La production endogène de glucose est une fonction restreinte à trois tissus : le foie, le rein et l’intestin qui sont les seuls à exprimer la glucose-6- phosphatase (G6Pase). La déficience de l’unité catalytique de cette enzyme (G6PC) est responsable de la glycogénose de type 1a (GSD-1a). Les patients atteints de GSD-1a ne peuvent pas utiliser leur réserve de glycogène hépatique pour produire du glucose et sont sujets à des épisodes hypoglycémiques graves en période post-absorptive.

Le modèle de souris totalement invalidées pour la G6PC n’étant pas viable, nous avons développé un modèle de souris invalidées pour le gène g6pc spécifiquement au niveau du foie (souris g6pc^–/–) par une stratégie Cre-Lox inductible par le tamoxifène. La glycémie des souris a été suivie au cours du jeûne prolongé. L’activité de la G6Pase a été déterminée et la quantité de G6PC a été analysée sur des homogénats tissulaires, après le sacrifice des souris réalisé à 6 h de jeûne, 10 jours après l’induction de la déficience.

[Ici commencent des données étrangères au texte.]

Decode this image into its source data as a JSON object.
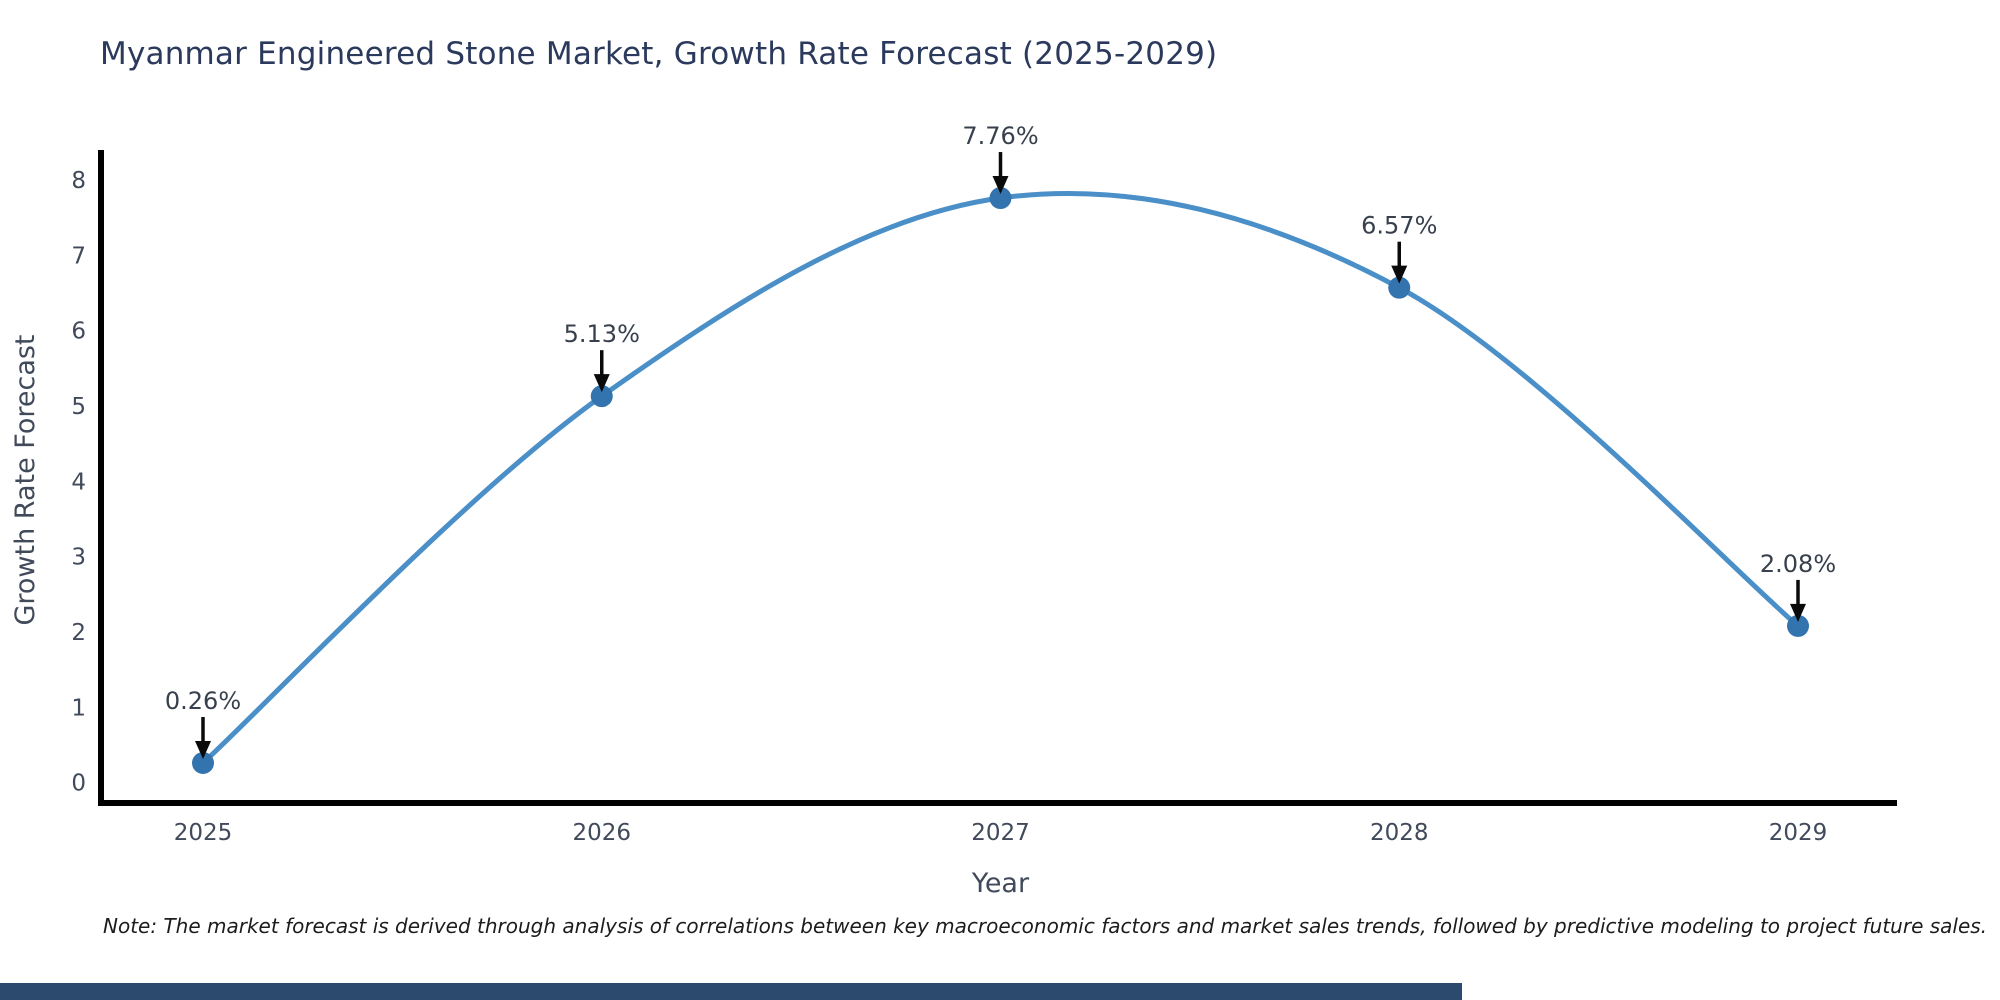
{
  "title": "Myanmar Engineered Stone Market, Growth Rate Forecast (2025-2029)",
  "note": "Note: The market forecast is derived through analysis of correlations between key macroeconomic factors and market sales trends, followed by predictive modeling to project future sales.",
  "colors": {
    "background": "#ffffff",
    "title": "#2b3a5c",
    "tick_label": "#404a5a",
    "axis_title": "#404a5a",
    "axis_line": "#000000",
    "line": "#4a8fc7",
    "marker": "#3474ae",
    "annotation_text": "#38404d",
    "arrow": "#0a0a0a",
    "footer_bar": "#2c4a6e"
  },
  "chart_data": {
    "type": "line",
    "title": "Myanmar Engineered Stone Market, Growth Rate Forecast (2025-2029)",
    "x": [
      2025,
      2026,
      2027,
      2028,
      2029
    ],
    "categories": [
      "2025",
      "2026",
      "2027",
      "2028",
      "2029"
    ],
    "series": [
      {
        "name": "Growth Rate Forecast",
        "values": [
          0.26,
          5.13,
          7.76,
          6.57,
          2.08
        ],
        "labels": [
          "0.26%",
          "5.13%",
          "7.76%",
          "6.57%",
          "2.08%"
        ]
      }
    ],
    "xlabel": "Year",
    "ylabel": "Growth Rate Forecast",
    "ylim": [
      0,
      8
    ],
    "yticks": [
      0,
      1,
      2,
      3,
      4,
      5,
      6,
      7,
      8
    ],
    "grid": false,
    "legend": false,
    "line_shape": "spline",
    "marker_style": "circle",
    "annotation_style": "value labels above points with downward black arrows"
  }
}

L’activité G6Pase hépatique est inhibée à plus de 95 % chez les souris g6pc^–/– (0,3 ± 0,1 U/g tissu versus 10,7 ± 0,7 U/g tissu chez les souris témoins, p < 0,01). Ces souris sont viables, et, malgré l’absence de production hépatique de glucose, la glycémie des souris g6pc^–/– est identique à celle des souris témoins, même au cours du jeûne (6 à 48 h), signe de l’induction d’une production extrahépatique de glucose. L’activité G6Pase intestinale est induite de 1,6 fois chez les souris g6pc^–/– (3,0 ± 0,6 U/g tissu versus 1,9 ± 0,2 U/g tissu chez les souris témoins, p < 0,05) alors que l’activité G6Pase rénale n’est pas modifiée à ce stade (13,5 ± 1,3 U/g tissu versus 13,3 ± 1,1 U/g tissu chez les souris témoins).

En conclusion, l’absence de production hépatique de glucose n’est pas incompatible avec le maintien de l’euglycémie chez la souris, probablement en raison d’une compensation par les deux autres organes néoglucogéniques.